Hence, histopathological examination still remains the only useful option to determine further treatment. Ex vivo FCM proved to be a useful up-to-date alternative for immediate diagnosis and evaluation of suspect lesions and tissue margins and the determination of optimal treatment. The possibility of chairside application avoids long waiting periods for histopathological results, which can take up to 7 days, depending on the location of the nearest pathological laboratory. Next to being timesaving, a pleasant side-effect is also the avoidance of psychological burden for the patients during an insecure waiting period, especially in cases that undergo multiple samplings over an extended period of time. One major advantage is the possibility of obtaining high-resolution images that can provide a basis for ongoing and future projects in computer-aided diagnosis via artificial intelligence. This can be a valuable future chairside tool, especially for surgeons working in remote areas and having limited access to pathological laboratories.

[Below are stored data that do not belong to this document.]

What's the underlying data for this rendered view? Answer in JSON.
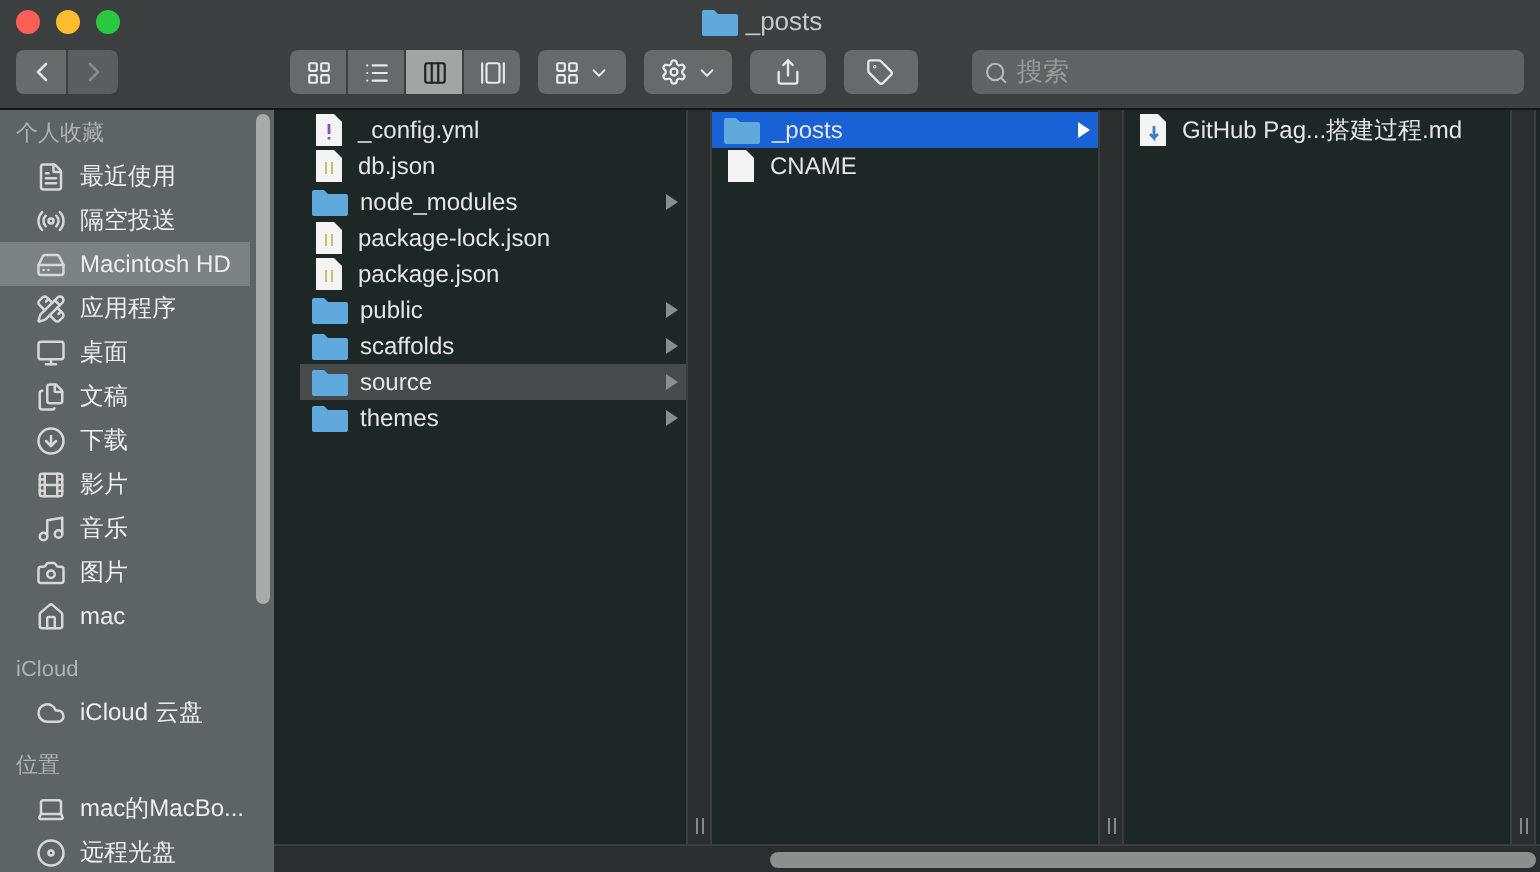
{
  "window": {
    "title": "_posts"
  },
  "toolbar": {
    "view_buttons": [
      {
        "selected": false
      },
      {
        "selected": false
      },
      {
        "selected": true
      },
      {
        "selected": false
      }
    ],
    "search": {
      "placeholder": "搜索"
    }
  },
  "sidebar": {
    "sections": [
      {
        "title": "个人收藏",
        "items": [
          {
            "label": "最近使用",
            "selected": false
          },
          {
            "label": "隔空投送",
            "selected": false
          },
          {
            "label": "Macintosh HD",
            "selected": true
          },
          {
            "label": "应用程序",
            "selected": false
          },
          {
            "label": "桌面",
            "selected": false
          },
          {
            "label": "文稿",
            "selected": false
          },
          {
            "label": "下载",
            "selected": false
          },
          {
            "label": "影片",
            "selected": false
          },
          {
            "label": "音乐",
            "selected": false
          },
          {
            "label": "图片",
            "selected": false
          },
          {
            "label": "mac",
            "selected": false
          }
        ]
      },
      {
        "title": "iCloud",
        "items": [
          {
            "label": "iCloud 云盘",
            "selected": false
          }
        ]
      },
      {
        "title": "位置",
        "items": [
          {
            "label": "mac的MacBo...",
            "selected": false
          },
          {
            "label": "远程光盘",
            "selected": false
          }
        ]
      }
    ]
  },
  "columns": [
    {
      "focused": false,
      "items": [
        {
          "name": "_config.yml",
          "kind": "yml",
          "has_children": false,
          "selected": false
        },
        {
          "name": "db.json",
          "kind": "json",
          "has_children": false,
          "selected": false
        },
        {
          "name": "node_modules",
          "kind": "folder",
          "has_children": true,
          "selected": false
        },
        {
          "name": "package-lock.json",
          "kind": "json",
          "has_children": false,
          "selected": false
        },
        {
          "name": "package.json",
          "kind": "json",
          "has_children": false,
          "selected": false
        },
        {
          "name": "public",
          "kind": "folder",
          "has_children": true,
          "selected": false
        },
        {
          "name": "scaffolds",
          "kind": "folder",
          "has_children": true,
          "selected": false
        },
        {
          "name": "source",
          "kind": "folder",
          "has_children": true,
          "selected": true
        },
        {
          "name": "themes",
          "kind": "folder",
          "has_children": true,
          "selected": false
        }
      ]
    },
    {
      "focused": true,
      "items": [
        {
          "name": "_posts",
          "kind": "folder",
          "has_children": true,
          "selected": true
        },
        {
          "name": "CNAME",
          "kind": "file",
          "has_children": false,
          "selected": false
        }
      ]
    },
    {
      "items": [
        {
          "name": "GitHub Pag...搭建过程.md",
          "kind": "md",
          "has_children": false,
          "selected": false
        }
      ]
    }
  ]
}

Another point to mention is the cost-saving potential of FCM compared to that of conventional histopathology. A possible issue to compare is the cost of a single biopsy. For histopathological examination, the costs highly depend on the investigated sample, its size, and its location and range from EUR 50 to 500 (University Hospital Heidelberg). There are still no established official billing items for an ex vivo FCM investigation, but we assume that the costs of a single biopsy could be significantly less or relatively low considering the absence of a tissue preprocessing step and the quickness of the procedure. Additionally, the imaging and image interpretation can be performed by an experienced clinician with no need for an extra pathologist.

One of the limitations of our study was the sample size of 27 oral lesions from 22 patients. This was partly solved by dividing each confocal mosaic into four submosaics to enlarge the number of images. Part of the mosaics could not be assessed due to false positioning for scanning, so another limitation is the technique of sample scanning. Although ex vivo fluorescence confocal microscopy allows an evaluation of the entire lesion in maximal dimensions of 28 × 28 mm, positioning of a sample is still a major challenge for a correct diagnosis. In our study, no standardized orientation of tissue samples during scanning was performed. Expectedly, samples placed and scanned tangentially in ex vivo FCM could not be diagnosed correctly. All samples scanned over the vertical cut through all skin layers were diagnosed correctly.

For the statistics, multiple samples of submosaics were taken from the same patient. These samples were assumed to be independent, which is valid under the assumption that intraindividual variations of the morphologic criteria for leukoplakia are more relevant for the classification performance than interindividual variations. Studies with greater cohorts will be needed in future attempts to reproduce the results with single samples per patient in order to validate this assumption.

The strength of the present study is the inclusion of samples with normal mucosa and corresponding histopathology to each confocal image.

As a secondary finding, our results further demonstrate that the known histological features (architectural and cytological) can also be identified in ex vivo confocal images if samples are assessed properly.

5. Conclusions

Ex vivo FCM provides digital high-resolution imaging of leukoplakia that is comparable to H&E but, expectedly, less effective at the moment. Our results demonstrate that the classic histological patterns of dysplasia can also be found in ex vivo pictures and be supportive in the diagnosis of oral leukoplakia. Prospectively, this technology might be supportive in the differentiation of moderate and severe leukoplakia, given a correct positioning of samples in the scanner of ex vivo FCM. Another point to mention is the cost-saving potential of the technology.